By Altus Group | January 7, 2018

Councils across England are set to collect cash to the tune of £25 billion from business rates as bills begin to get sent out to firms.

The amount of money raked in from businesses by local authorities in England is set to rise by £845 million to £24.8 billion for 2018/19 according to figures released from the Ministry of Housing, Communities and Local Government.

In just 4 years, income from business rates has risen £3.2billion from £21.6billion in 2014/15 to the projected £24.8billion in 2018/19 up 15%.
It comes despite the Valuation Office Agency reporting a hefty drop in the number of firms questioning their business rates bill, fuelling concerns that a new appeals system makes it harder for companies to lodge challenges.

Appeals under the new Check, Challenge, Appeal system launched last April reached 12,840 in the first nine months, compared to 169,300 appeals during the first full-year of the previous regime, according to the Valuation Tribunal Service (VTS).

Nearly 27% of all appeals were from firms in London with 3,440 business premises instigating a check of their new tax calculations. Overall, under the revaluation, Rateable Values used to calculate tax bills rose 23.37% across London.
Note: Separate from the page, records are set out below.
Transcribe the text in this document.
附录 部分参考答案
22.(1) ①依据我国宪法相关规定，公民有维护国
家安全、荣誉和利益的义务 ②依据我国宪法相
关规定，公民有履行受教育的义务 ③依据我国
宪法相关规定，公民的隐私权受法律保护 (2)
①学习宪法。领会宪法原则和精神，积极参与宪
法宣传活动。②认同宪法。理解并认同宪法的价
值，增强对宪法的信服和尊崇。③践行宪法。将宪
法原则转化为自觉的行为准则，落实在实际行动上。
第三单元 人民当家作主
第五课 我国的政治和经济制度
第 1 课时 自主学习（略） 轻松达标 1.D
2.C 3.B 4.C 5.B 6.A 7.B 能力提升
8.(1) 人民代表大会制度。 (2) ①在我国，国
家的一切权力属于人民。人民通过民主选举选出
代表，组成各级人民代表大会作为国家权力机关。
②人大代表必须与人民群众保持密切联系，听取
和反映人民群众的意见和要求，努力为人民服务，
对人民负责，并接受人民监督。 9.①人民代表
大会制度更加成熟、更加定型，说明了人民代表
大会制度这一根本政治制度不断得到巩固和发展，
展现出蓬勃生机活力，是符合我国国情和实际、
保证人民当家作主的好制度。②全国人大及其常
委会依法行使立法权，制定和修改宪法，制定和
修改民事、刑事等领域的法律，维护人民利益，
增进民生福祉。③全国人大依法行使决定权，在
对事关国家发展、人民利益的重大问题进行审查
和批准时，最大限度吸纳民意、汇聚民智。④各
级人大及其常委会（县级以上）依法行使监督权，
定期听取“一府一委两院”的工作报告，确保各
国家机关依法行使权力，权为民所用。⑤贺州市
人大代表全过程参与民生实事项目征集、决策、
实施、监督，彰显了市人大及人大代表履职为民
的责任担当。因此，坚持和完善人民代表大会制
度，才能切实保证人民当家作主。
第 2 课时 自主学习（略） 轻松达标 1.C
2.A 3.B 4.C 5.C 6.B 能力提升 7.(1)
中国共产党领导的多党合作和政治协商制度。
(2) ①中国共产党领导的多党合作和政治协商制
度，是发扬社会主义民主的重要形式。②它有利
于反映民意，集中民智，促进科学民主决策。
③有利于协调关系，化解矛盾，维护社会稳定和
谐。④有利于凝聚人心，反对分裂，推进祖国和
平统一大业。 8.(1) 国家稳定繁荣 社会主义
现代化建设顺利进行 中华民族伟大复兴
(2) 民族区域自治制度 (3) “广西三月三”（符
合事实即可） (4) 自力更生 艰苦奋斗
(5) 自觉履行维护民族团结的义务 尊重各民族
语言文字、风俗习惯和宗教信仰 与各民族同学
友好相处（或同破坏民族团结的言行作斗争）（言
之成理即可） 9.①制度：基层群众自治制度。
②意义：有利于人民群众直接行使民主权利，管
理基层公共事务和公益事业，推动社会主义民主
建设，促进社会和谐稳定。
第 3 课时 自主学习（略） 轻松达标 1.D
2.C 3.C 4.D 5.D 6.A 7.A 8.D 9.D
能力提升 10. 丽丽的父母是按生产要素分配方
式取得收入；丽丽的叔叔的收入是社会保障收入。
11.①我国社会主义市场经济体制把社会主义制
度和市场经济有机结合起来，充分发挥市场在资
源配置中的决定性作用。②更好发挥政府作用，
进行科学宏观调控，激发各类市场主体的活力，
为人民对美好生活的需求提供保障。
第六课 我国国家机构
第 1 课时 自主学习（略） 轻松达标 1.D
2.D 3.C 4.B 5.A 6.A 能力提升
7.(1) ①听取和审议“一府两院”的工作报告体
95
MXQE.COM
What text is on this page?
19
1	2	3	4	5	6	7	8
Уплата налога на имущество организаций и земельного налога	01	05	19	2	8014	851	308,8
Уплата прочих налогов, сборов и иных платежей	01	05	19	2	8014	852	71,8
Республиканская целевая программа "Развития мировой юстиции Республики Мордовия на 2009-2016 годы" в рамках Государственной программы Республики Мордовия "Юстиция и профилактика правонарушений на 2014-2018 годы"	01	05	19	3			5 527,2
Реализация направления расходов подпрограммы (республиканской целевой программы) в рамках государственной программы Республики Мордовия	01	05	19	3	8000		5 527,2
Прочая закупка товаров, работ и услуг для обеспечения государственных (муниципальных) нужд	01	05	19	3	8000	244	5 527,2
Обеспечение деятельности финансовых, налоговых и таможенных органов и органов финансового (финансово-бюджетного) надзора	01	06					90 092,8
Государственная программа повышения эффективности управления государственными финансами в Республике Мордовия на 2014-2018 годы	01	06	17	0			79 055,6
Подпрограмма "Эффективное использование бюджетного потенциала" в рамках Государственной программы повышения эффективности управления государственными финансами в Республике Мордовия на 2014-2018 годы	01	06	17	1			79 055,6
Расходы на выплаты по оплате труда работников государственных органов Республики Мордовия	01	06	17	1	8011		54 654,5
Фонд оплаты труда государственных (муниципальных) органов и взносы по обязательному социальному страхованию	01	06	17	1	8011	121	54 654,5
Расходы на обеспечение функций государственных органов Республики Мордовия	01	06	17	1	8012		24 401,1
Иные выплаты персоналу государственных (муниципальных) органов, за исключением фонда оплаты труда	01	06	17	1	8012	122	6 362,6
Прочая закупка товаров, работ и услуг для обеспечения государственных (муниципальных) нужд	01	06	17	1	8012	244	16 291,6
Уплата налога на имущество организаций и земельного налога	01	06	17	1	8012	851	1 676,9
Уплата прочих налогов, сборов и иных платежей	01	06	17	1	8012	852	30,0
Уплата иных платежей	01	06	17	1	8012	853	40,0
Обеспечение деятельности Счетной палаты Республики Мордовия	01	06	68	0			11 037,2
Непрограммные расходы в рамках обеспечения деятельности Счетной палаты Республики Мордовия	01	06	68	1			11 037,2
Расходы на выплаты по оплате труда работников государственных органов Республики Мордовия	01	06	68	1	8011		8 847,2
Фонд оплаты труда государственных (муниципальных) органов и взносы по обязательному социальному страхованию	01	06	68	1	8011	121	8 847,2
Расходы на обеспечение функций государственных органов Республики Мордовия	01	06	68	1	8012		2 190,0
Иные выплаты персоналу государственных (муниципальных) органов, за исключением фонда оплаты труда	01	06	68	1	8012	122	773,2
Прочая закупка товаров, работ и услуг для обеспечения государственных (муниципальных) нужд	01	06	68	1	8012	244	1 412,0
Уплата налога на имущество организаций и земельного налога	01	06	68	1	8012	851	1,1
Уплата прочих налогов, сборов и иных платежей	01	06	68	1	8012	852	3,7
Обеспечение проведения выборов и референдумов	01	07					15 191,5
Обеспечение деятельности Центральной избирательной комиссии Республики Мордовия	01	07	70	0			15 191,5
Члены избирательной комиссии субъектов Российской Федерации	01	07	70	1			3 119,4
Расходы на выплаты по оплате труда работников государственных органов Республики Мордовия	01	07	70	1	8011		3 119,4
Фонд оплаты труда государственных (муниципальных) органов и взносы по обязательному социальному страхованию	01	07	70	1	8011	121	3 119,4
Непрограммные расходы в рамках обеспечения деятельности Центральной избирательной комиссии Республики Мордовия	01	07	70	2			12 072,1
Firms in the South East, who’s Rateable Values rose 9.33%, lodged the next highest amount of checks with 1,930 firms appealing.  However, in the North East, where Rateable Values fell by 0.4%, there we’re just 390 appeals, the lowest amount.

Altus Group, Britain’s largest ratings advisory firm, is handling almost 20% of the appeals made so far under the new system.

Robert Hayton, executive vice president of business rates at Altus Group, said: “We have nearly £5billion of rateable value currently under instruction with a view to bringing appeals where errors exist, and are making these regulations work for our clients.

“The early signs are promising, and incorrect tax assessments are being rectified.

“The acid test will be how responsive the system is to added volume over time and whether the work to reverse the Staircase Tax will have an adverse knock on effect.”

The business rates overhaul on April 1 last year saw 1.9 million properties in England revalued and left many businesses facing crippling hikes.Councils across England have also made a special provision within their forecasts and have set aside £1.2billion for tax rebates back to business during 2018/19 for successful business rates appeals according to MHCLG.

The Government came under heavy fire over the complexity of the new appeals system – with crossbench peer John Lytton telling the House of Commons last year that it involved “the most torturous” registration and had been designed to “prevent appeals”.

Chancellor Philip Hammond sought to appease concerns over the rates revaluation, announcing a £2.3 billion reprieve in the Budget by bringing forward plans to switch the inflation measure used to calculate annual increases.

He also revealed plans to reduce the period between revaluations to every three years and said he would extend a £1,000 discount on bills – for pubs with a rateable value of less than £100,000 – for another year until March 2019.

But he was condemned for not doing enough to support struggling firms, with many calling for a rates freeze and others demanding a full overhaul of the system.